By far the best way of reducing the fiscal deficit is through wealth taxation. Since wealth taxation falls on the very rich, whose consumption levels are hardly affected by tax payment, Rs 100 of wealth taxation levied upon them more or less entirely comes out of their wealth (or savings) with negligible reduction in consumption. In this case, the reduction in demand will be zero. This way of reducing the fiscal deficit therefore will cause no reduction in employment.
Finally, suppose the government did not do anything to reduce the fiscal deficit; then again there would be no reduction in aggregate demand and hence in employment and output. But since any fiscal deficit is financed by borrowing, ie, putting claims upon the government in the hands of those who save in the private sector, it increases wealth inequality in the country. It puts wealth in the form of government securities in the hands of the saving segment, and hence the better-off segment, of the private sector.

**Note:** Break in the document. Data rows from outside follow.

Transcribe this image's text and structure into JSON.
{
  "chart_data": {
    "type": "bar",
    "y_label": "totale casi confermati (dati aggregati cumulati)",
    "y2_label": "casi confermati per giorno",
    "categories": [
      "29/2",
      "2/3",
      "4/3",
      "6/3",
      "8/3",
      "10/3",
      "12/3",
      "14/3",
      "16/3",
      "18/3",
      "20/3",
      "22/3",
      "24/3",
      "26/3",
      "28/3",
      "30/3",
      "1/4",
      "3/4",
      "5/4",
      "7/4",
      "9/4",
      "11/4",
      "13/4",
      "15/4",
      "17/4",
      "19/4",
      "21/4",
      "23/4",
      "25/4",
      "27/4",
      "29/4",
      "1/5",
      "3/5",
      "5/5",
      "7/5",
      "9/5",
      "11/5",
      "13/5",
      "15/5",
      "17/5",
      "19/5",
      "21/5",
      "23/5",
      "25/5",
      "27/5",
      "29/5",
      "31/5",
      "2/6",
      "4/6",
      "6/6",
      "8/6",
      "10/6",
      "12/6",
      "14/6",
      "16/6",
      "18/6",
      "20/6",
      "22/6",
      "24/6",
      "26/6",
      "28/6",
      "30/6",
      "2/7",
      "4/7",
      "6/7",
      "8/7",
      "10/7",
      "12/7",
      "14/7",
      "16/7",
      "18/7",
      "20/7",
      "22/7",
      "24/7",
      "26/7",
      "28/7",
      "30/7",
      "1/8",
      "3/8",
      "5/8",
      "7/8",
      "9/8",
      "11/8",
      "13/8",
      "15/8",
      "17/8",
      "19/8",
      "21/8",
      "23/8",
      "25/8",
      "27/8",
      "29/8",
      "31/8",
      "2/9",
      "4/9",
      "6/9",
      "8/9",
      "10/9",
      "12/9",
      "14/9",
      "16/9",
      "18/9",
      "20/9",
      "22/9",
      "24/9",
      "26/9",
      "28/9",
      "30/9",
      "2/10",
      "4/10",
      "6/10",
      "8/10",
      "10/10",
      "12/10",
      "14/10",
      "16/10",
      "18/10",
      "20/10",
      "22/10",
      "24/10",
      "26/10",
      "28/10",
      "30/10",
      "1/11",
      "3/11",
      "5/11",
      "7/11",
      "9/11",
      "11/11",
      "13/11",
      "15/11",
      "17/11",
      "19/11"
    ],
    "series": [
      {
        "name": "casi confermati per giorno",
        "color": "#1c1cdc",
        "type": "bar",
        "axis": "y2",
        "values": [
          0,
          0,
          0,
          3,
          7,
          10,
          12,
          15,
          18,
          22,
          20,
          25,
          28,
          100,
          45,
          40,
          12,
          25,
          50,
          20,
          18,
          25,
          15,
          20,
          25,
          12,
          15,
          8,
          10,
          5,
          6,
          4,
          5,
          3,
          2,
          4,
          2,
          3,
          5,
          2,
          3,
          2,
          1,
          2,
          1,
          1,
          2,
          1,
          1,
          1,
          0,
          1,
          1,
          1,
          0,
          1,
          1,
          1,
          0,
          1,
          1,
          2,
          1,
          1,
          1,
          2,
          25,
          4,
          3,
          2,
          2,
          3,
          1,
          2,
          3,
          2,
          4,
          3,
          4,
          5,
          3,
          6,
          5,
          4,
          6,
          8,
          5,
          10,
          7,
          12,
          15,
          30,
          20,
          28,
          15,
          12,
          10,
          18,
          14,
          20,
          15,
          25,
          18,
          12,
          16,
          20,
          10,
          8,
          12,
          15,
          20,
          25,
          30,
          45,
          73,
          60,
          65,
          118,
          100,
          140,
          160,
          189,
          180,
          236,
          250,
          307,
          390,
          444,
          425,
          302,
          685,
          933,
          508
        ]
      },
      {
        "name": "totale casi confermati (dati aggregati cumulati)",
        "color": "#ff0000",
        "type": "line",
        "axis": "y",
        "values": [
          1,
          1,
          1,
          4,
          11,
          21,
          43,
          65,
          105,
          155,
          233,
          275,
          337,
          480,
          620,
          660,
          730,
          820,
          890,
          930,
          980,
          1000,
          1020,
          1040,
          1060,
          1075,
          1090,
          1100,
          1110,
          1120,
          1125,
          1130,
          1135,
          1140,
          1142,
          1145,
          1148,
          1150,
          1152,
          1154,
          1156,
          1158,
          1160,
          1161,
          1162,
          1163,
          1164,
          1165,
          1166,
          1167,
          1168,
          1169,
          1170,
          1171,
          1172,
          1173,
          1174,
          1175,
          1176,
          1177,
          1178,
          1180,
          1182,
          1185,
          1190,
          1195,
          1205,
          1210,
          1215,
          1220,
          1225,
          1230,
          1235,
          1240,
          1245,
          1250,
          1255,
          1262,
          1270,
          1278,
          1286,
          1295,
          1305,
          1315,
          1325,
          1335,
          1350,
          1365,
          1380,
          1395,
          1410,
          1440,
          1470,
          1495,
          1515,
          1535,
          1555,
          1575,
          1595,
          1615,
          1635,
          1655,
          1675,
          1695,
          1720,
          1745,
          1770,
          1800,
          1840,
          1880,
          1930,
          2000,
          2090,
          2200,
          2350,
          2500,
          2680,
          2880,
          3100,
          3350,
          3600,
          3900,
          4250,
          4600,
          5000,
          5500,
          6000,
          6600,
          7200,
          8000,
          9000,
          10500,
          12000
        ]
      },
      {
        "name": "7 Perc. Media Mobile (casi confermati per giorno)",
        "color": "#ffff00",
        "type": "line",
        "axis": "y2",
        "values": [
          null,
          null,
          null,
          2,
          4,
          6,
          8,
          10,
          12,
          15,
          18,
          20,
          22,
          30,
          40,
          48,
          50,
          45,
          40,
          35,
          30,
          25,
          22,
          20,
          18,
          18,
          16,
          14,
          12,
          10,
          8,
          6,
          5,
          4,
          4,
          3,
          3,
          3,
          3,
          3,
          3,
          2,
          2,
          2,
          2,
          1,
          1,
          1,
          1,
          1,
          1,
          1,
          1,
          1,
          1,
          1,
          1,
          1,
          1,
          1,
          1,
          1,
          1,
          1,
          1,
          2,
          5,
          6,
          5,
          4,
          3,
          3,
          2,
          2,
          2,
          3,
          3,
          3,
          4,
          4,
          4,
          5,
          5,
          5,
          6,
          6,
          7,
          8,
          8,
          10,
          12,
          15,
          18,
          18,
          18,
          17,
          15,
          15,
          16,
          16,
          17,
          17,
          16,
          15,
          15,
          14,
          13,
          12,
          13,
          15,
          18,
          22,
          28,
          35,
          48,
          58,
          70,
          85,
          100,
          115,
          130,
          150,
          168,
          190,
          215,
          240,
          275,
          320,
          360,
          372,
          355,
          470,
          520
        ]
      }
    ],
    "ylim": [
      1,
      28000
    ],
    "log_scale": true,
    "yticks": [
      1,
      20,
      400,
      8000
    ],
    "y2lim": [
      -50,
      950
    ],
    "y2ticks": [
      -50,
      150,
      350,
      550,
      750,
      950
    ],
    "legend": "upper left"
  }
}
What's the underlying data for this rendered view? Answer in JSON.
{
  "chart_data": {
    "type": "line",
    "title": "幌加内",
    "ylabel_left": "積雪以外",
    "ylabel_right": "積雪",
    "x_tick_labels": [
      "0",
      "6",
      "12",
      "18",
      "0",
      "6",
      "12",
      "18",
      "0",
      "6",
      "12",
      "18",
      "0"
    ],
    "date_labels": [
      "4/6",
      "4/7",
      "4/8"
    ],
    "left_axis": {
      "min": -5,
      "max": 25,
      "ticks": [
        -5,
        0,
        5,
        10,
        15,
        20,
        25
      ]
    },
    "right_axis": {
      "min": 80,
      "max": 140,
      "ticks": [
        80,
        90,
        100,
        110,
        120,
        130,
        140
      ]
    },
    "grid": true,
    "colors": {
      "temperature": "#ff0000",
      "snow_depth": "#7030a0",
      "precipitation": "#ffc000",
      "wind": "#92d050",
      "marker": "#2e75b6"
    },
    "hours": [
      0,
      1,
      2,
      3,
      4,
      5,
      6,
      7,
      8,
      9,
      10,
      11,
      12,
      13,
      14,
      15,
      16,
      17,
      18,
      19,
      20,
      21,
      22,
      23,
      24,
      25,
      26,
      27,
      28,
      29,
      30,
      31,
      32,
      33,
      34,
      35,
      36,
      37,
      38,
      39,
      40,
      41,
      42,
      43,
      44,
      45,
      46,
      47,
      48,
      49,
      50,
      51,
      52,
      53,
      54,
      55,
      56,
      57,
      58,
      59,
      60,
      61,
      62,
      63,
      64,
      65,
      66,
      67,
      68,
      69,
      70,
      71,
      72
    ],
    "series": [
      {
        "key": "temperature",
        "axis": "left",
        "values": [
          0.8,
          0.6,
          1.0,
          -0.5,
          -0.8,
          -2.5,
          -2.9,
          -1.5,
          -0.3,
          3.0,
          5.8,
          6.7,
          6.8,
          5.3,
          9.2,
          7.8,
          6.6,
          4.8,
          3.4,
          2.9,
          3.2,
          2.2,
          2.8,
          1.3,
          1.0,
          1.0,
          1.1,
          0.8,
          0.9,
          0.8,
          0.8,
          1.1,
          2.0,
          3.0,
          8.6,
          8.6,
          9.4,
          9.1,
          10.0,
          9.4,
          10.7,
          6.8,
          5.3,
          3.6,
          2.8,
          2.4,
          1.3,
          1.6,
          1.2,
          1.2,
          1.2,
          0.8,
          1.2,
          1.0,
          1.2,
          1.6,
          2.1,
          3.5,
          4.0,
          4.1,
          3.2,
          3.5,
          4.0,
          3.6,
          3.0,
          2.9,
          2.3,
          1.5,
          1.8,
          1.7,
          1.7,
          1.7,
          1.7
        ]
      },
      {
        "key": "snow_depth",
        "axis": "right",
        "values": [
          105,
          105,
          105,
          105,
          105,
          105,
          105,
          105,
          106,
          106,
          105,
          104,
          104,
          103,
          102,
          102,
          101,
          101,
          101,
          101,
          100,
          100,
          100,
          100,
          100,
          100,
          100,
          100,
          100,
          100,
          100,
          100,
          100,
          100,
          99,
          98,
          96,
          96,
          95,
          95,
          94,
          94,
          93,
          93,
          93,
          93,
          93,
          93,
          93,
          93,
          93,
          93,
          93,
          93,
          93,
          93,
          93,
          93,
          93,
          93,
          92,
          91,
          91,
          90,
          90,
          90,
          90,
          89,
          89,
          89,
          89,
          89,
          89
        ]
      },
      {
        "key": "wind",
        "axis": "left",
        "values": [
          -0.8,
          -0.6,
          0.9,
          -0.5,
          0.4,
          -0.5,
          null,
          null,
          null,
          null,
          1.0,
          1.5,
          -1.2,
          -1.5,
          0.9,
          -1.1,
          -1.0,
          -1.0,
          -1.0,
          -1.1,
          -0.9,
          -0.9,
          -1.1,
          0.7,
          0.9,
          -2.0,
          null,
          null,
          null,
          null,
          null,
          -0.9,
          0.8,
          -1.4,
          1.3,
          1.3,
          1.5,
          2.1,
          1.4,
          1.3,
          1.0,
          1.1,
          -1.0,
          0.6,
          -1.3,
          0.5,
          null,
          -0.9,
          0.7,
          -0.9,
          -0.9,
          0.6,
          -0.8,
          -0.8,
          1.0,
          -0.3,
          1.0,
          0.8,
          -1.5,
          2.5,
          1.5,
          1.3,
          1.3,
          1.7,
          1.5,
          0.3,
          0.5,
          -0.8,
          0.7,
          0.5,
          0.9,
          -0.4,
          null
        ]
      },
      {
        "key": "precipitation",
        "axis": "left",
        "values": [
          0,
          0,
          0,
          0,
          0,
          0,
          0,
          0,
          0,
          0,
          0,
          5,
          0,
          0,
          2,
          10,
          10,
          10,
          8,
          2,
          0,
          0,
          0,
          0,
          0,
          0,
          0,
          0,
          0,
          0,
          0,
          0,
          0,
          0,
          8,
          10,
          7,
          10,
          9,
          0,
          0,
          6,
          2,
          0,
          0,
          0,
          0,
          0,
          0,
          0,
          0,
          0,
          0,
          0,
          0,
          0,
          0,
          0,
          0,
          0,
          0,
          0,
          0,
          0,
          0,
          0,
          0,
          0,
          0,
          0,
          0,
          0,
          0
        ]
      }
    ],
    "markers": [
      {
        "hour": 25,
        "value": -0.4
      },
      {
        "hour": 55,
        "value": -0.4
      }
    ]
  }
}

It follows then that wealth taxation is the best option, since it does not increase wealth inequalities and does not reduce aggregate demand. Keeping the fiscal deficit going, increases wealth inequality but does not reduce aggregate demand. Taxing incomes does not increase wealth inequality but reduces aggregate demand somewhat, while taxing oil, though it does not also increase wealth inequality, has the most damaging effect of all on aggregate demand. From the point of view of aggregate demand and wealth inequality, wealth taxation is by far the best option. In its absence the government would do better by resorting to some other form of direct taxation rather than taxing oil. Taxing oil is the worst among all tax-options since it has the most deleterious effect on the level of output and employment.
(Prabhat Patnaik is Professor Emeritus at the Centre for Economic Studies and Planning, Jawaharlal Nehru University, New Delhi.)